On Dec. 17, 2015, a well-known security blogger and reporter broke the story of this potentially massive and ongoing attack targeting Landry’s Inc., whose popular locations nationwide include Bubba Gump, Rainforest Café, Claim Jumper, McCormick & Schmick’s, and Morton’s Steakhouse. These are only some of the restaurants ultimately targeted by the attack. The company, under the leadership of Texas billionaire Tilman Ferttita, was quick to acknowledge the security breach. However, citing an immediate investigation, the company declined to make any statement regarding the scope of the attack’s timeframe or its number of affected locations and customers – information that the company had yet to provide until Friday’s statement.
Here’s what we know…
According to the statement, the attacks began targeting a number of the company’s “restaurants, food and beverage outlets, spas, entertainment destinations, and managed properties” as early as May 2014. The specific windows in which locations may have been affected were found to be from May 4, 2014 through March 15, 2015 and from May 5, 2015 through Dec. 3, 2015. In addition to the statement, Landry’s Inc. has published an online list of affected locations along with the respective timeframes in which each one was at risk, and while the company hasn’t specifically stated the number of locations breached, it’s not hard to do the math. The list includes multiple locations – sometimes in the dozens – of over 40 different restaurants nationwide.

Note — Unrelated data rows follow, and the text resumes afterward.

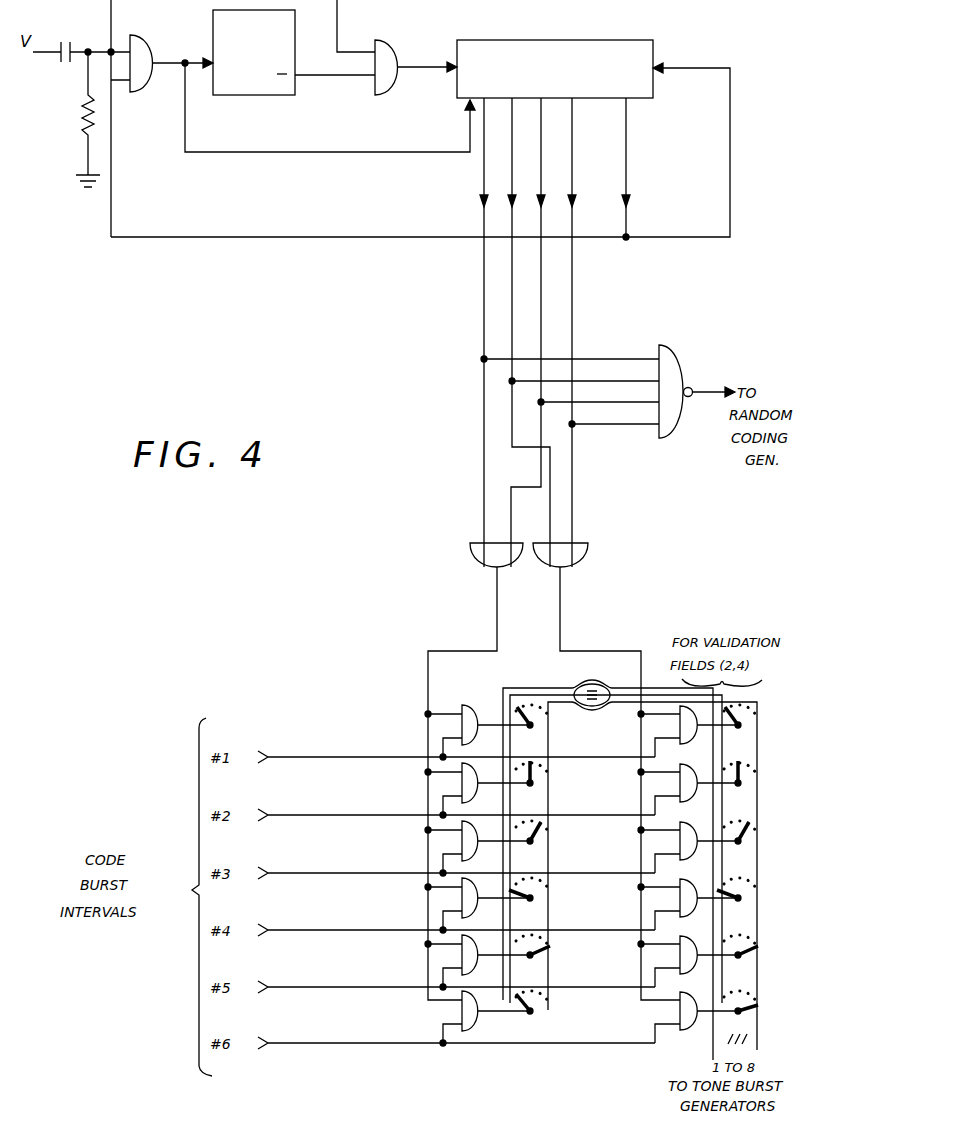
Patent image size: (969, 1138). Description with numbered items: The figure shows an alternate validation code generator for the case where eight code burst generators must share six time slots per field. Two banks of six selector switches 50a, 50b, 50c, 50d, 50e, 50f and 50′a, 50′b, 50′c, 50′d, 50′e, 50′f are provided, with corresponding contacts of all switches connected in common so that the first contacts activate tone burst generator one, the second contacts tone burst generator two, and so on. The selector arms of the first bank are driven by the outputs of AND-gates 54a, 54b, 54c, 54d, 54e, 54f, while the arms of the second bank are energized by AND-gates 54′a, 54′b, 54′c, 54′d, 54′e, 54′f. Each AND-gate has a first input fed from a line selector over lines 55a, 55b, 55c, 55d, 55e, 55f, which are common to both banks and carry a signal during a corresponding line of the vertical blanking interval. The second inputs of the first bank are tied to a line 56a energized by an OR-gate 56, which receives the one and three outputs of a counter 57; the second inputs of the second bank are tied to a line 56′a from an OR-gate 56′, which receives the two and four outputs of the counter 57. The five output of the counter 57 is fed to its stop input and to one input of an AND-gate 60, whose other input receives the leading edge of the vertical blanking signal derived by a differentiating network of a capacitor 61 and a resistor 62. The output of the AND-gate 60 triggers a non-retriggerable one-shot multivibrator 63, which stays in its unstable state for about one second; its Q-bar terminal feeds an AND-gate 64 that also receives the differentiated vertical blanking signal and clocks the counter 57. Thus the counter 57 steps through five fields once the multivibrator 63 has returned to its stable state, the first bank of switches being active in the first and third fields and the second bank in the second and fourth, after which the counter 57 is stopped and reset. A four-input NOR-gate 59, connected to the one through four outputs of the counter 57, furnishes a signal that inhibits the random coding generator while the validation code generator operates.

The counter 57 is at (645, 27).
The NOR-gate 59 is at (666, 440).
The AND-gate 60 is at (148, 43).
The capacitor 61 is at (86, 26).
The resistor 62 is at (80, 114).
The one-shot multivibrator 63 is at (262, 100).
The AND-gate 64 is at (395, 50).
The OR-gate 56 is at (478, 560).
The OR-gate 56′ is at (588, 556).
The line 56a is at (497, 626).
The line 56′a is at (560, 614).
The line 55a is at (386, 741).
The line 55b is at (386, 799).
The line 55c is at (386, 857).
The line 55d is at (386, 914).
The line 55e is at (386, 971).
The line 55f is at (386, 1027).
The AND-gate 54a is at (477, 732).
The AND-gate 54b is at (477, 790).
The AND-gate 54c is at (477, 848).
The AND-gate 54d is at (477, 905).
The AND-gate 54e is at (477, 962).
The AND-gate 54f is at (485, 1018).
The AND-gate 54′a is at (688, 731).
The AND-gate 54′b is at (688, 789).
The AND-gate 54′c is at (688, 847).
The AND-gate 54′d is at (688, 904).
The AND-gate 54′e is at (688, 961).
The AND-gate 54′f is at (696, 1017).
The selector switch 50a is at (582, 742).
The selector switch 50b is at (582, 800).
The selector switch 50c is at (582, 858).
The selector switch 50d is at (582, 915).
The selector switch 50e is at (582, 972).
The selector switch 50f is at (582, 1014).
The selector switch 50′a is at (794, 738).
The selector switch 50′b is at (794, 796).
The selector switch 50′c is at (794, 854).
The selector switch 50′d is at (794, 911).
The selector switch 50′e is at (794, 968).
The selector switch 50′f is at (794, 1008).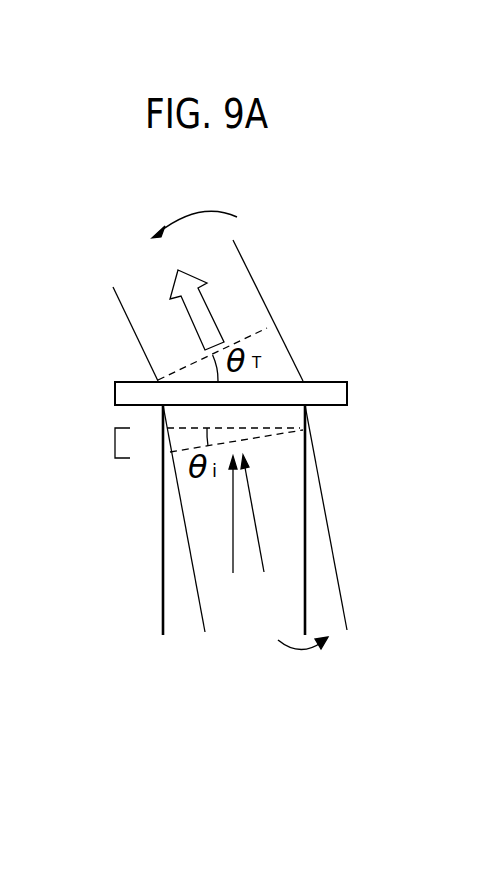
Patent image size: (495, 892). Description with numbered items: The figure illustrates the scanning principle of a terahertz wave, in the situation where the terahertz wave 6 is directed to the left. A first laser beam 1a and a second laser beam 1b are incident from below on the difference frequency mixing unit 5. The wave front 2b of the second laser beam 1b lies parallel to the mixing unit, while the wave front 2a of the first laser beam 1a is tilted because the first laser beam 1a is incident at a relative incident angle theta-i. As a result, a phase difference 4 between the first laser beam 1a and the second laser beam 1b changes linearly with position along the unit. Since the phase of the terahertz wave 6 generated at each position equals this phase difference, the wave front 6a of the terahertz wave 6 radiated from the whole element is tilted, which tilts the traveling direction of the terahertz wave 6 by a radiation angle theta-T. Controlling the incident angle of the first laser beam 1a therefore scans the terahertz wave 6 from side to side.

The first laser beam 1a is at (260, 543).
The second laser beam 1b is at (233, 528).
The wave front of the first laser beam 2a is at (252, 442).
The wave front of the second laser beam 2b is at (187, 430).
The phase difference 4 is at (113, 445).
The difference frequency mixing unit 5 is at (122, 390).
The terahertz wave 6 is at (205, 320).
The wave front of the terahertz wave 6a is at (243, 345).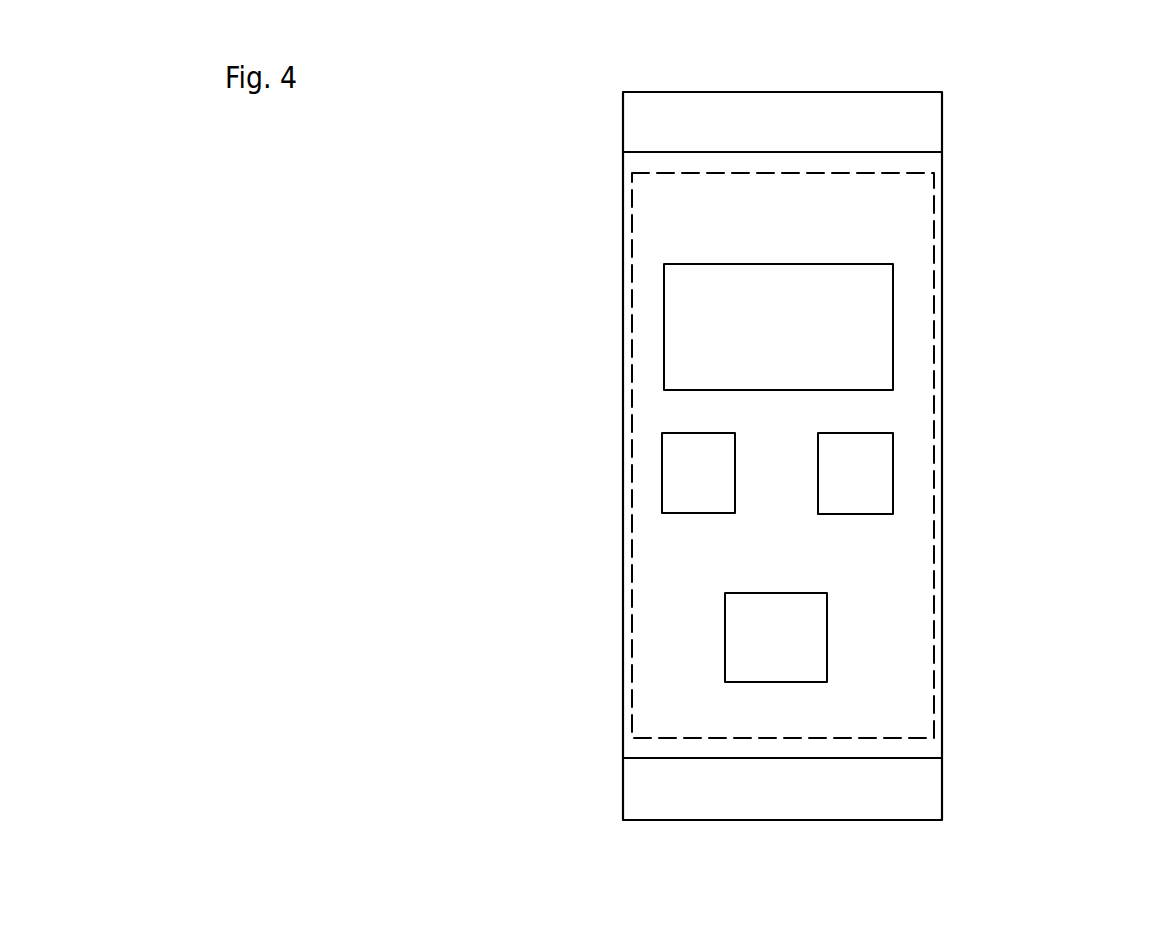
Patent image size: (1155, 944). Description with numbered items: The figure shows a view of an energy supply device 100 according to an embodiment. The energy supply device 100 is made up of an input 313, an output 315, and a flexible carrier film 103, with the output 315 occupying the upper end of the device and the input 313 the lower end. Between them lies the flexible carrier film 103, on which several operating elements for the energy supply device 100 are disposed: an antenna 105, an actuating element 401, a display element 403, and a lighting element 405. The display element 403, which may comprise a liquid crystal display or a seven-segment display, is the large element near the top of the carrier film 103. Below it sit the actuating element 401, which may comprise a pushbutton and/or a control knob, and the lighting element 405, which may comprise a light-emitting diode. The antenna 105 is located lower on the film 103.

The energy supply device 100 is at (622, 708).
The flexible carrier film 103 is at (648, 214).
The antenna 105 is at (737, 607).
The input 313 is at (922, 792).
The output 315 is at (908, 111).
The actuating element 401 is at (673, 462).
The display element 403 is at (683, 298).
The lighting element 405 is at (877, 461).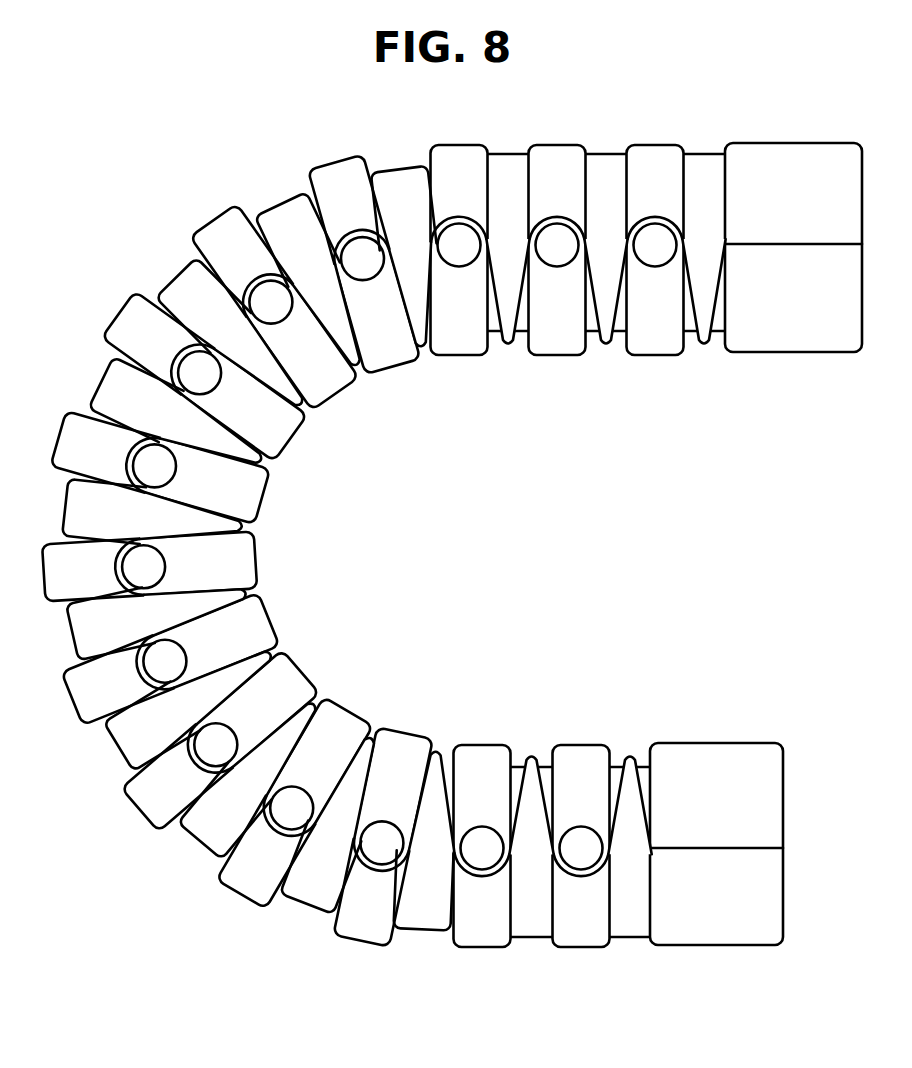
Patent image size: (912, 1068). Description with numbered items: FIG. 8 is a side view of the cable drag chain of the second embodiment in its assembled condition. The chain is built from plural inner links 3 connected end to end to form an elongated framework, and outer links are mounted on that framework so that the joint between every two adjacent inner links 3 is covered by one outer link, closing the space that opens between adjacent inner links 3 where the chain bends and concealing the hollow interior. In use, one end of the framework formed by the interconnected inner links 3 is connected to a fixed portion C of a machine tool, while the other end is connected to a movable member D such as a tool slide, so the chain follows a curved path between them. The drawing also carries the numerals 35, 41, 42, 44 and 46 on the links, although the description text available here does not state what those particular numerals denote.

The inner link 3 is at (528, 927).
The tapered connecting portion 35 is at (518, 765).
The outer link plate 41 is at (575, 752).
The link plate connecting part 42 is at (587, 935).
The connecting pin 44 is at (582, 840).
The pin hole 46 is at (581, 848).
The fixed portion C is at (708, 933).
The movable member D is at (793, 160).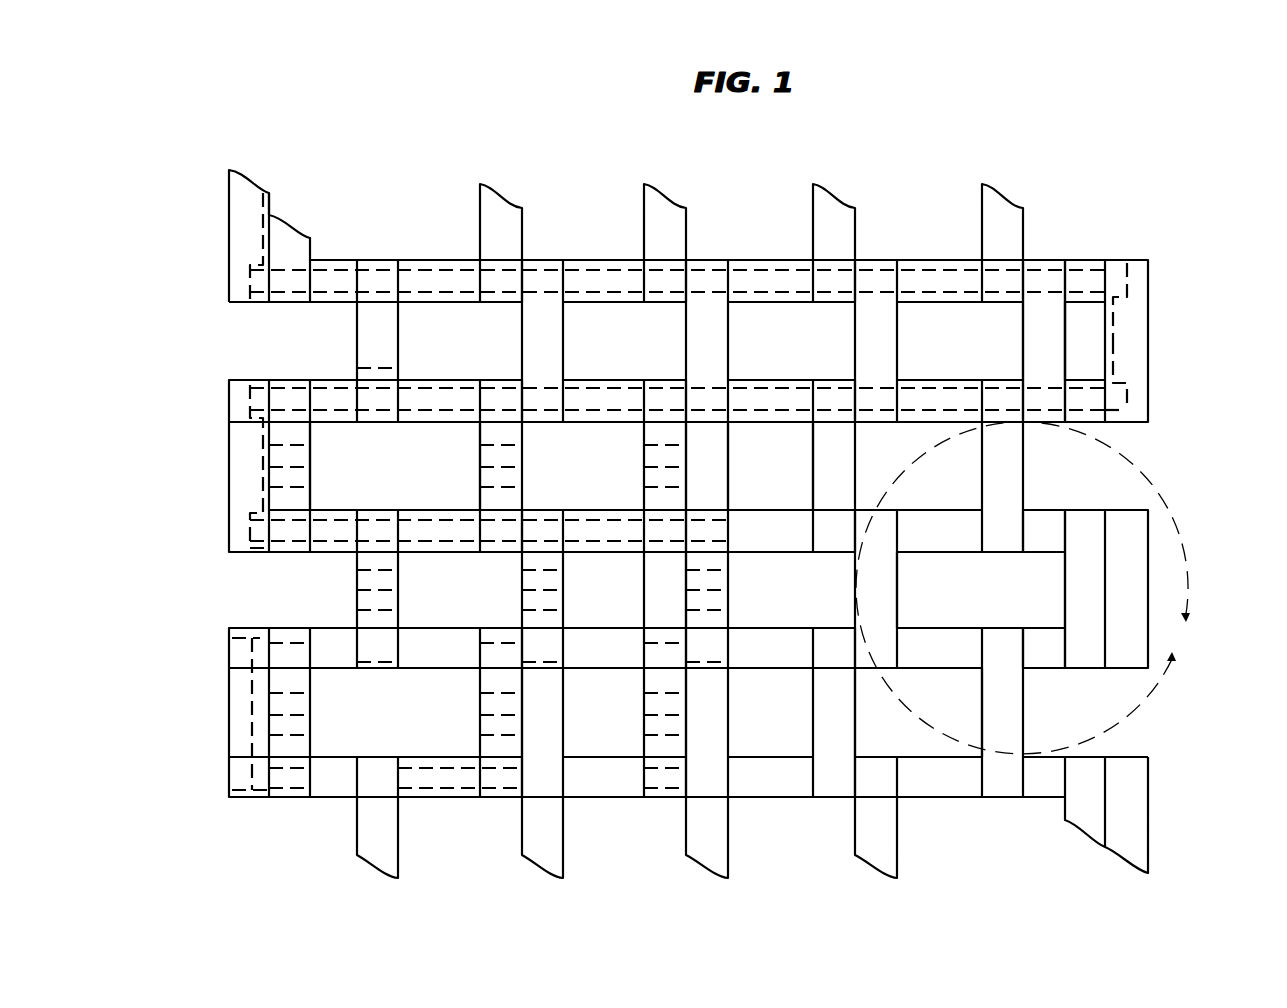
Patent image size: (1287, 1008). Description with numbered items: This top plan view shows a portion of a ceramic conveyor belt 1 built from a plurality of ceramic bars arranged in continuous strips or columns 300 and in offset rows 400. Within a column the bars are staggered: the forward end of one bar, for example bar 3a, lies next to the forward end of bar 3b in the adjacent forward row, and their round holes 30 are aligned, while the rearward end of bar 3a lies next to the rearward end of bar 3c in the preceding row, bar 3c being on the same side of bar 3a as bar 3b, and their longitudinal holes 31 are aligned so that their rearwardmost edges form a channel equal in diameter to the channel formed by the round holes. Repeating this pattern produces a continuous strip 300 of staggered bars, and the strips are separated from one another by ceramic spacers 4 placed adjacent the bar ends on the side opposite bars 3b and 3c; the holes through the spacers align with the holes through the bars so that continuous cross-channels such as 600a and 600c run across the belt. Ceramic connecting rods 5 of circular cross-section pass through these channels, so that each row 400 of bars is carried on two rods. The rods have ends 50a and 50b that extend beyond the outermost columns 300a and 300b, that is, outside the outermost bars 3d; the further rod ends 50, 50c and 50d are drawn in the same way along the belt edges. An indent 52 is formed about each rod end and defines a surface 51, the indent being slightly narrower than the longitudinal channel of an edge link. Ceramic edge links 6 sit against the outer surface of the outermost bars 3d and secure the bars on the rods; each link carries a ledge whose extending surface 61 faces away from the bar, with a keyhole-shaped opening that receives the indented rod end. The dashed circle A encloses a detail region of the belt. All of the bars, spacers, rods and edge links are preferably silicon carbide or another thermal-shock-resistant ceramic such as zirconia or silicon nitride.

The investigation began promptly after Landry’s Inc. was alerted to patterns of suspicious activity regarding payment cards that had been legitimately used at some of the company’s locations. Findings conclude that identity theft perpetrators succeeded in criminally installing a program onto payment processing devices at many of the company’s business locations and managed properties. The program was designed to collect data from the magnetic strips of payment cards swiped on affected devices, including the cardholder’s name and the card’s number, date of expiration and internal verification code. This information could be encoded onto new, fraudulent credit cards which could then be used to make purchases at big box retailers such as Best Buy and Target.
Landry’s Inc. claims that the investigation utilized the expertise of a leading cyber security expert and included cooperation with payment card networks and law enforcement to address the problem as swiftly and thoroughly as possible. In addition, end-to-end encryption measures have been implemented to prevent similar attacks in the future (a system that was already in development prior to the company’s knowledge of security breaches), and Landry’s Inc. continues to support law enforcement’s ongoing investigation. Potentially affected customers are encouraged to vigilantly watch their account activity and report any suspicious activity right away in order to have fraudulent charges waived.